By asking “what does it mean to be a dangerous woman?” this year of stories has evoked narratives from all kinds of women who must negotiate a difficult relationship with social expectations. When it comes to having children, there is a litany of expectations that are placed on women. In today’s post, one woman shares her experience of navigating these expectations during an early-term miscarriage.  

Giving up drinking wasn’t the challenge, it was coming up with excuses for my prolonged preference for sobriety that became tedious. We told our immediate family and good friends by about week ten, partly because it was easier than fabricating increasingly unbelievable excuses for passing up a glass of wine while out, and partly because we told ourselves that we could face telling them bad news should it come.

When I had a miscarriage at eleven weeks, we were forced to confront that choice.

“One in three” became the common refrain during our contact with medical services throughout the experience. Occasionally we would hear the harmony “one in five”. The overwhelming message was that this was not uncommon, even for those of us who had no reason to expect anything other than good news. The pervasiveness of failed pregnancy only becomes a common narrative once you live it yourself. In the weeks after, women from across my life told me quietly of their own miscarriages, the ones that came and went quietly between their now-adult children, the cycle of heartbreak that drove them to IFV, the ones where a pregnancy came immediately after, not cancelling the sorrow, but providing a counter-point.

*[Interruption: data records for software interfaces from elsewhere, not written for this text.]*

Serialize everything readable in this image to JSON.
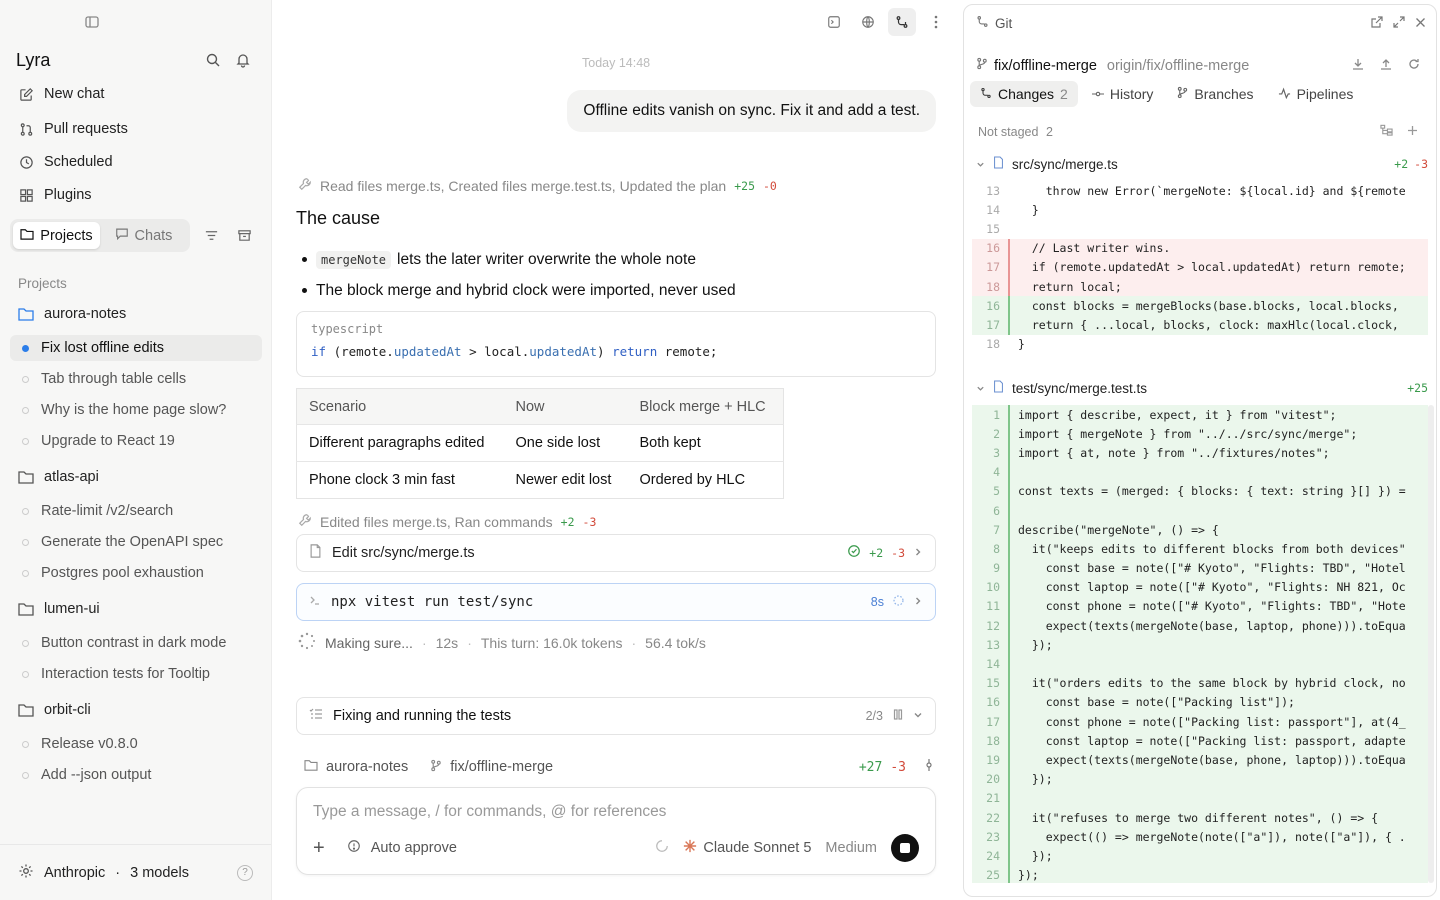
{
  "sidebar": {
    "brand": "Lyra",
    "nav": [
      {
        "label": "New chat",
        "icon": "compose-icon"
      },
      {
        "label": "Pull requests",
        "icon": "pull-request-icon"
      },
      {
        "label": "Scheduled",
        "icon": "clock-icon"
      },
      {
        "label": "Plugins",
        "icon": "plugins-icon"
      }
    ],
    "tabs": {
      "projects": "Projects",
      "chats": "Chats"
    },
    "section_label": "Projects",
    "projects": [
      {
        "name": "aurora-notes",
        "threads": [
          "Fix lost offline edits",
          "Tab through table cells",
          "Why is the home page slow?",
          "Upgrade to React 19"
        ]
      },
      {
        "name": "atlas-api",
        "threads": [
          "Rate-limit /v2/search",
          "Generate the OpenAPI spec",
          "Postgres pool exhaustion"
        ]
      },
      {
        "name": "lumen-ui",
        "threads": [
          "Button contrast in dark mode",
          "Interaction tests for Tooltip"
        ]
      },
      {
        "name": "orbit-cli",
        "threads": [
          "Release v0.8.0",
          "Add --json output"
        ]
      }
    ],
    "footer": {
      "provider": "Anthropic",
      "dot": "·",
      "models": "3 models",
      "help": "?"
    }
  },
  "chat": {
    "timestamp": "Today 14:48",
    "user_message": "Offline edits vanish on sync. Fix it and add a test.",
    "activity1": {
      "text": "Read files merge.ts, Created files merge.test.ts, Updated the plan",
      "add": "+25",
      "del": "-0"
    },
    "heading": "The cause",
    "bullet1": {
      "code": "mergeNote",
      "text": "lets the later writer overwrite the whole note"
    },
    "bullet2": "The block merge and hybrid clock were imported, never used",
    "code": {
      "lang": "typescript",
      "kw1": "if",
      "p1": "(remote.",
      "prop1": "updatedAt",
      "p2": " > local.",
      "prop2": "updatedAt",
      "p3": ") ",
      "kw2": "return",
      "p4": " remote;"
    },
    "table": {
      "headers": [
        "Scenario",
        "Now",
        "Block merge + HLC"
      ],
      "rows": [
        [
          "Different paragraphs edited",
          "One side lost",
          "Both kept"
        ],
        [
          "Phone clock 3 min fast",
          "Newer edit lost",
          "Ordered by HLC"
        ]
      ]
    },
    "activity2": {
      "text": "Edited files merge.ts, Ran commands",
      "add": "+2",
      "del": "-3"
    },
    "edit_card": {
      "label": "Edit src/sync/merge.ts",
      "add": "+2",
      "del": "-3"
    },
    "run_card": {
      "label": "npx vitest run test/sync",
      "time": "8s"
    },
    "status": {
      "label": "Making sure...",
      "elapsed": "12s",
      "turn": "This turn: 16.0k tokens",
      "rate": "56.4 tok/s",
      "sep": "·"
    },
    "plan": {
      "label": "Fixing and running the tests",
      "progress": "2/3"
    },
    "context": {
      "project": "aurora-notes",
      "branch": "fix/offline-merge",
      "add": "+27",
      "del": "-3"
    },
    "composer": {
      "placeholder": "Type a message, / for commands, @ for references",
      "auto": "Auto approve",
      "model": "Claude Sonnet 5",
      "effort": "Medium"
    }
  },
  "git": {
    "title": "Git",
    "branch": "fix/offline-merge",
    "remote": "origin/fix/offline-merge",
    "tabs": [
      {
        "label": "Changes",
        "count": "2"
      },
      {
        "label": "History",
        "count": ""
      },
      {
        "label": "Branches",
        "count": ""
      },
      {
        "label": "Pipelines",
        "count": ""
      }
    ],
    "not_staged": "Not staged",
    "not_staged_count": "2",
    "file1": {
      "path": "src/sync/merge.ts",
      "add": "+2",
      "del": "-3"
    },
    "file2": {
      "path": "test/sync/merge.test.ts",
      "add": "+25"
    },
    "diff1": [
      {
        "n": "13",
        "t": "ctx",
        "code": "    throw new Error(`mergeNote: ${local.id} and ${remote"
      },
      {
        "n": "14",
        "t": "ctx",
        "code": "  }"
      },
      {
        "n": "15",
        "t": "ctx",
        "code": ""
      },
      {
        "n": "16",
        "t": "rm",
        "code": "  // Last writer wins."
      },
      {
        "n": "17",
        "t": "rm",
        "code": "  if (remote.updatedAt > local.updatedAt) return remote;"
      },
      {
        "n": "18",
        "t": "rm",
        "code": "  return local;"
      },
      {
        "n": "16",
        "t": "ad",
        "code": "  const blocks = mergeBlocks(base.blocks, local.blocks,"
      },
      {
        "n": "17",
        "t": "ad",
        "code": "  return { ...local, blocks, clock: maxHlc(local.clock,"
      },
      {
        "n": "18",
        "t": "ctx",
        "code": "}"
      }
    ],
    "diff2": [
      {
        "n": "1",
        "t": "ad",
        "code": "import { describe, expect, it } from \"vitest\";"
      },
      {
        "n": "2",
        "t": "ad",
        "code": "import { mergeNote } from \"../../src/sync/merge\";"
      },
      {
        "n": "3",
        "t": "ad",
        "code": "import { at, note } from \"../fixtures/notes\";"
      },
      {
        "n": "4",
        "t": "ad",
        "code": ""
      },
      {
        "n": "5",
        "t": "ad",
        "code": "const texts = (merged: { blocks: { text: string }[] }) ="
      },
      {
        "n": "6",
        "t": "ad",
        "code": ""
      },
      {
        "n": "7",
        "t": "ad",
        "code": "describe(\"mergeNote\", () => {"
      },
      {
        "n": "8",
        "t": "ad",
        "code": "  it(\"keeps edits to different blocks from both devices\""
      },
      {
        "n": "9",
        "t": "ad",
        "code": "    const base = note([\"# Kyoto\", \"Flights: TBD\", \"Hotel"
      },
      {
        "n": "10",
        "t": "ad",
        "code": "    const laptop = note([\"# Kyoto\", \"Flights: NH 821, Oc"
      },
      {
        "n": "11",
        "t": "ad",
        "code": "    const phone = note([\"# Kyoto\", \"Flights: TBD\", \"Hote"
      },
      {
        "n": "12",
        "t": "ad",
        "code": "    expect(texts(mergeNote(base, laptop, phone))).toEqua"
      },
      {
        "n": "13",
        "t": "ad",
        "code": "  });"
      },
      {
        "n": "14",
        "t": "ad",
        "code": ""
      },
      {
        "n": "15",
        "t": "ad",
        "code": "  it(\"orders edits to the same block by hybrid clock, no"
      },
      {
        "n": "16",
        "t": "ad",
        "code": "    const base = note([\"Packing list\"]);"
      },
      {
        "n": "17",
        "t": "ad",
        "code": "    const phone = note([\"Packing list: passport\"], at(4_"
      },
      {
        "n": "18",
        "t": "ad",
        "code": "    const laptop = note([\"Packing list: passport, adapte"
      },
      {
        "n": "19",
        "t": "ad",
        "code": "    expect(texts(mergeNote(base, phone, laptop))).toEqua"
      },
      {
        "n": "20",
        "t": "ad",
        "code": "  });"
      },
      {
        "n": "21",
        "t": "ad",
        "code": ""
      },
      {
        "n": "22",
        "t": "ad",
        "code": "  it(\"refuses to merge two different notes\", () => {"
      },
      {
        "n": "23",
        "t": "ad",
        "code": "    expect(() => mergeNote(note([\"a\"]), note([\"a\"]), { ."
      },
      {
        "n": "24",
        "t": "ad",
        "code": "  });"
      },
      {
        "n": "25",
        "t": "ad",
        "code": "});"
      }
    ]
  }
}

Our culture of keeping pregnancy a secret until the twelfth week is not so much predicated on the possibility of miscarriage before this date, but the discomfort of having to share the news. Once you are safely through those invisible weeks, people are happy to ask you the most personal questions, share their advice, and invade your personal space – but the same people do not want to be confronted with the reality that not all pregnancies end in cute baby photos.

The silence around the early stages of pregnancy exists because we become dangerous women when we no longer carry a child, but carry grief instead. If we keep that grief to ourselves and our immediate family, we are required to perform a lie that everything in our lives is unchanged. Sharing the experience makes us a dangerous reminder of the frailty of human life – that in a world where people try to take control of women’s bodies away from them, there are some bodies at some times that will not perform the role that comes with a hefty set of society expectations.

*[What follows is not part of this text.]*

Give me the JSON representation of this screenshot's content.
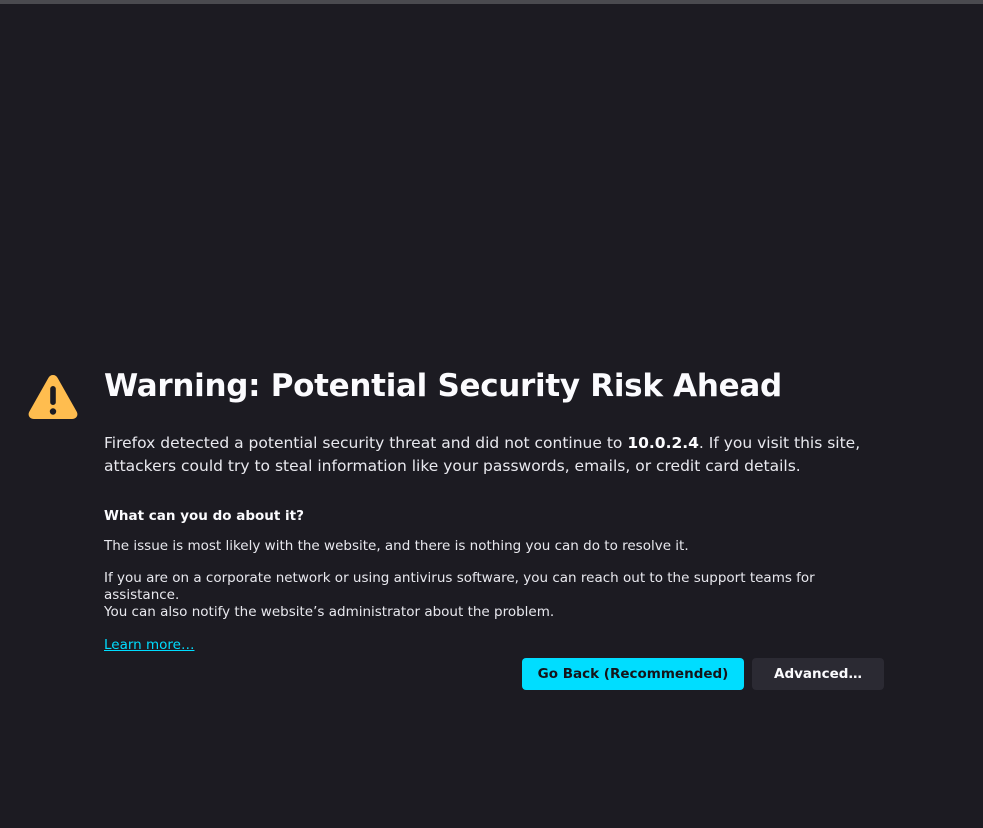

The sadness felt is not that for a life lost, but the promise of a life that will now never be. I will never get to meet the early spring child for whom we had made a space in our hearts and our spare room. Gone is the promise of a child whose birthday would sit nicely in the family zodiac, and who would be saved the discomfort their mother faced of being the youngest in her class.

The actual, physical experience of miscarriage is surely different from person to person, but for me it was somewhat reminiscent of the first few times I had my period, a reminder of the hazy memories of my teenage years. Suddenly I was the owner of a body that was not in my control, and was constantly left pondering just how strange the human body can be. The two weeks that my body spent rejecting what it had spent almost three months growing, and the unbearable pain that came and went with it, made the medical term for miscarriage – ‘spontaneous abortion’ – seem like a cruel joke.

I have not written this anonymously out of shame or fear. I leave this in the name of the world’s most prolific author because I have already extended my personal circle of sadness as far as I am willing to bear. Let it also serve as a reminder that we are many, we are your colleagues, your girlfriend, your barista, your mother, your lawmakers. We are women who, at other times in our lives, have had abortions, who may already have children, or who may never carry a pregnancy to term. We may choose to share these stories with you, or we may not, but we carry them with us.